VIII - Droit de l'informatique
La loi du 6 décembre 2013, relative à la lutte contre la fraude fiscale et la grande délinquance économique et financière, a introduit dans le Livre des procédures fiscales l'article L. 96 J (N° Lexbase : L9432IYY), lequel dispose que "les entreprises ou les opérateurs qui conçoivent ou éditent des logiciels de comptabilité, de gestion ou des systèmes de caisse ou interviennent techniquement sur les fonctionnalités de ces produits [...] sont tenus de présenter à l'administration fiscale, sur sa demande, tous codes, données, traitements ou documentation qui s'y rattachent". Tout contrevenant à ces dispositions s'exposera à une amende de 1 500 euros par logiciel, par système de caisse vendu ou par client pour lequel une prestation aura été réalisée dans l'année.

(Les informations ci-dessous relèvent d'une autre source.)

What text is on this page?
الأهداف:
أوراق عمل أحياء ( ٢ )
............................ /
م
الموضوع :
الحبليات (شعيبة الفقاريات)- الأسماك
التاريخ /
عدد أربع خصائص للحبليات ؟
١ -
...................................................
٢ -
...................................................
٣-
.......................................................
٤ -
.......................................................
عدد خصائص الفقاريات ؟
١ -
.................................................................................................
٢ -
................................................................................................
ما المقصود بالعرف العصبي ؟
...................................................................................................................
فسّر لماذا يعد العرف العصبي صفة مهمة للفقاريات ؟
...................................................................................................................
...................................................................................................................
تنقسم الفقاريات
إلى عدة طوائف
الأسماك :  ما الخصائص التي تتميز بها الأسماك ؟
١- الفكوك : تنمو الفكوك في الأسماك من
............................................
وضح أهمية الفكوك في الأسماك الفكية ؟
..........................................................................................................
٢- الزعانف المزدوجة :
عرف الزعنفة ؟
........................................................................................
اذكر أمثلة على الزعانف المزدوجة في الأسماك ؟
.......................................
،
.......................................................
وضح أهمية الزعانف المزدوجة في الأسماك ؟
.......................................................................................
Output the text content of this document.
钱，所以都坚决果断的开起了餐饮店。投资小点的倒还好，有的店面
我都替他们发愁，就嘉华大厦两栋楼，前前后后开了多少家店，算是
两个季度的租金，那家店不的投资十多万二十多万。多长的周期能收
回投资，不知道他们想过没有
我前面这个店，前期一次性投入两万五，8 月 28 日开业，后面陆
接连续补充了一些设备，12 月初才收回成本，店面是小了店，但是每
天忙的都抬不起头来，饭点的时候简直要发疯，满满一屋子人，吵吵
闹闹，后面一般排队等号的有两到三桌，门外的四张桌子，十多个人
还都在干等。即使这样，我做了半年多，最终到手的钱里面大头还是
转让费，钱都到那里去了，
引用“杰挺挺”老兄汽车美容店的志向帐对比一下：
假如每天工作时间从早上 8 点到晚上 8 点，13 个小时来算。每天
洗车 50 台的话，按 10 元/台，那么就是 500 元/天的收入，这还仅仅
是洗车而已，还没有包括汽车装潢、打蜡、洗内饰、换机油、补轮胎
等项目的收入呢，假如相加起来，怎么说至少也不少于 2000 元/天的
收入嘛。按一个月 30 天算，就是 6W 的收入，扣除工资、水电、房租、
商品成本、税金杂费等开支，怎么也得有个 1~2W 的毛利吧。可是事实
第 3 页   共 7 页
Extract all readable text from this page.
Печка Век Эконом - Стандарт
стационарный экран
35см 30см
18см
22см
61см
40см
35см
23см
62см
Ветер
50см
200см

IX - Acteurs de l'internet
Le 11 décembre 2013, la cour d'appel de Paris a jugé que Google bénéficiait du statut d'hébergeur dans une affaire relative à des liens commerciaux du service "AdWords". En l'espèce, un acteur avait intenté une action en responsabilité contre Google car un lien commercial renvoyait vers un article dévoilant des éléments de sa vie privée. La cour d'appel a considéré que rien dans les conditions générales de vente du service "AdWords" ne démontrait que Google était intervenue "dans les choix des mots clés ou dans la rédaction de l'annonce". Elle en a déduit que la société Google était hébergeur au sens de la "LCEN", et qu'elle n'avait donc aucune "obligation de contrôle a priori des contenus fournis par les annonceurs".